Robinhood faces $35mn fine from New York DFS

Robinhood
IPO
Nasdaq
gamestop
2 min
Robinhood faces $35mn fine from New York DFS
Robinhood announced it had reached a ‘settlement’ with regulators and is on target for a $35bn valuation for its initial public offering

The renegade trading platform, Robinhood, which was central to the GameStop shares frenzy earlier this year, faces a US$35mn fine from New York financial regulators.

The company’s crypto division was issued with a wrist slap in 2020, following the red flagging of several “matters requiring attention”. Robinhood revealed it had reached a settlement with the New York State Department of Financial Services regarding the issues, which related to “alleged violations” of cybersecurity and anti-money laundering rules.

Robinhood valuation

The news follows on from the announcement earlier this week that the trading platform favoured by armchair investors, which almost broke Wall Street earlier this year, has an expected valuation of $35bn following its IPO.

Critics of the platform say Robinhood encourages “risky behaviour” among inexperienced (armchair) investors. The app has also been criticised for not informing customers that much of its profits are generated by routing their trades to Wall Street firms taking the other side, or so-called "payment for order flow."
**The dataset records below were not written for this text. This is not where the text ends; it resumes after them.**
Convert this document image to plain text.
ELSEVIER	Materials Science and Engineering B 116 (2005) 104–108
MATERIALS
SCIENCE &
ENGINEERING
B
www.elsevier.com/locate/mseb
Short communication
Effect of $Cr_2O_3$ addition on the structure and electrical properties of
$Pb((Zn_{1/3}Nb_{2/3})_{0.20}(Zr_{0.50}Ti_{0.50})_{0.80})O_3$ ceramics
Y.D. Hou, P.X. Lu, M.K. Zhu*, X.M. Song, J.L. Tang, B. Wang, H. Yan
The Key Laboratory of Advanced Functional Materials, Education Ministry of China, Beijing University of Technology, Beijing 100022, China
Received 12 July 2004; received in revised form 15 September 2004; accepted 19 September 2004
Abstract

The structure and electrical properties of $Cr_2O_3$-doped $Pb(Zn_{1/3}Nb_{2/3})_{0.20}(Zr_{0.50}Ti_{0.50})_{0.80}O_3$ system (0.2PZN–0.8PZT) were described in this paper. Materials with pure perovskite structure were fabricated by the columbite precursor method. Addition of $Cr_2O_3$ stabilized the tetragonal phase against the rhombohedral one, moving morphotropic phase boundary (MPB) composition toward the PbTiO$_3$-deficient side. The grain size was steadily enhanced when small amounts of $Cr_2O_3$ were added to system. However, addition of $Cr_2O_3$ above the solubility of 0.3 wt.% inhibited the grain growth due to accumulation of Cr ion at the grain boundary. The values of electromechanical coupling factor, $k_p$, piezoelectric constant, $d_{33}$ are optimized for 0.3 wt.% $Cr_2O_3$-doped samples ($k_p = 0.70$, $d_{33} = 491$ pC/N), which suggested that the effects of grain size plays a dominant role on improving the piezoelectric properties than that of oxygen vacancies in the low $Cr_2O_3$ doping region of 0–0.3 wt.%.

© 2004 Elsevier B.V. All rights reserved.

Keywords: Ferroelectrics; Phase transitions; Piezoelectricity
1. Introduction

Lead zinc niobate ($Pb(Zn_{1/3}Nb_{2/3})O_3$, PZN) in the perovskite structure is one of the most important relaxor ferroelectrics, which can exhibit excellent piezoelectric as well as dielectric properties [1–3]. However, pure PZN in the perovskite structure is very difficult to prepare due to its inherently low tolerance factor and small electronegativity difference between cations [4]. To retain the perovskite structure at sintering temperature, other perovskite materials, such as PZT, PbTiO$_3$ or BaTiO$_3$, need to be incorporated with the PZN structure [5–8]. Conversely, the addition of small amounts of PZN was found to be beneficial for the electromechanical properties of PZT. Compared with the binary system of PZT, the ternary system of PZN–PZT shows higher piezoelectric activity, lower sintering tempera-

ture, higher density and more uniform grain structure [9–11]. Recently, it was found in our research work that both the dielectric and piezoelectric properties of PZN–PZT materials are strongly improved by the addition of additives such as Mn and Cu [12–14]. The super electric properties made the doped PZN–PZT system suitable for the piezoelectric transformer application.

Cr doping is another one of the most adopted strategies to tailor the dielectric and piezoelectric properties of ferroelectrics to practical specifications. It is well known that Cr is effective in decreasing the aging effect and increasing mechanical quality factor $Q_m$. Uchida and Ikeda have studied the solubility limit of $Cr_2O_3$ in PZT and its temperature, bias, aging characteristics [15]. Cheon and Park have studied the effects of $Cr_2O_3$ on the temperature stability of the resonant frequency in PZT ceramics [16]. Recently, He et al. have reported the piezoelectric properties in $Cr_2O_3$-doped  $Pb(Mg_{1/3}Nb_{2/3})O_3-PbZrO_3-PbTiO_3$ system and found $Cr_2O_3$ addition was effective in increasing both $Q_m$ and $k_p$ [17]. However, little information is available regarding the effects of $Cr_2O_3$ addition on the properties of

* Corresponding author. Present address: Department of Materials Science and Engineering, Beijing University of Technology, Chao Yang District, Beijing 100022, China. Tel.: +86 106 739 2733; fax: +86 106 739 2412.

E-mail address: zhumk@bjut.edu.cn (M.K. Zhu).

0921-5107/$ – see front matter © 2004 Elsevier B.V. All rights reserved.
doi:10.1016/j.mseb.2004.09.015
Robinhood said last month they expected the DFS fine to be at the $15mn mark, adding it would be “the bottom of the range for our probable loss in this matter”. The $35mn penalty is on top of the record $70mn Robinhood incurred from US financial regulator FINRA in June, for “lax vetting and outages.”

However, the settlement indicates the company’s IPO will go ahead as planned, despite initial concerns the investigation could see the float delayed until later this year.

Robinhood floats imminent

Despite the regulatory hiccups, Robinhood priced its IPO between US$38-US$42 per share, giving the platform the US$35bn valuation and analysts predict the firm’s debut on the Nasdaq could occur as early as next week.

Reports suggest that 55 million shares will be offered. Robinhood founders, Baiju Bhatt and Vlad Tenev are also set to sell 2.63 million shares.

Robinhood democratising investment

Launched in 2013 by Tenev and Bhatt, who were Stanford University roommates, Robinhood’s founders will retain most of the voting rights after the IPO. Bhatt reportedly holds 39% of the voting power of outstanding stock, while Tenev holds 26.2%.

The online brokerage, which came under fire for its handling of the GameStop trading debacle, which saw the platform limit stocks to investors, states its mission is to “democratise” investing and is one of the most highly anticipated IPOs of the year.

Robinhood was valued at $11.7bn in autumn 2020 following a private equity funding drive. The new valuation will mean represent a three-fold increase in the company’s market value in less than 12 months.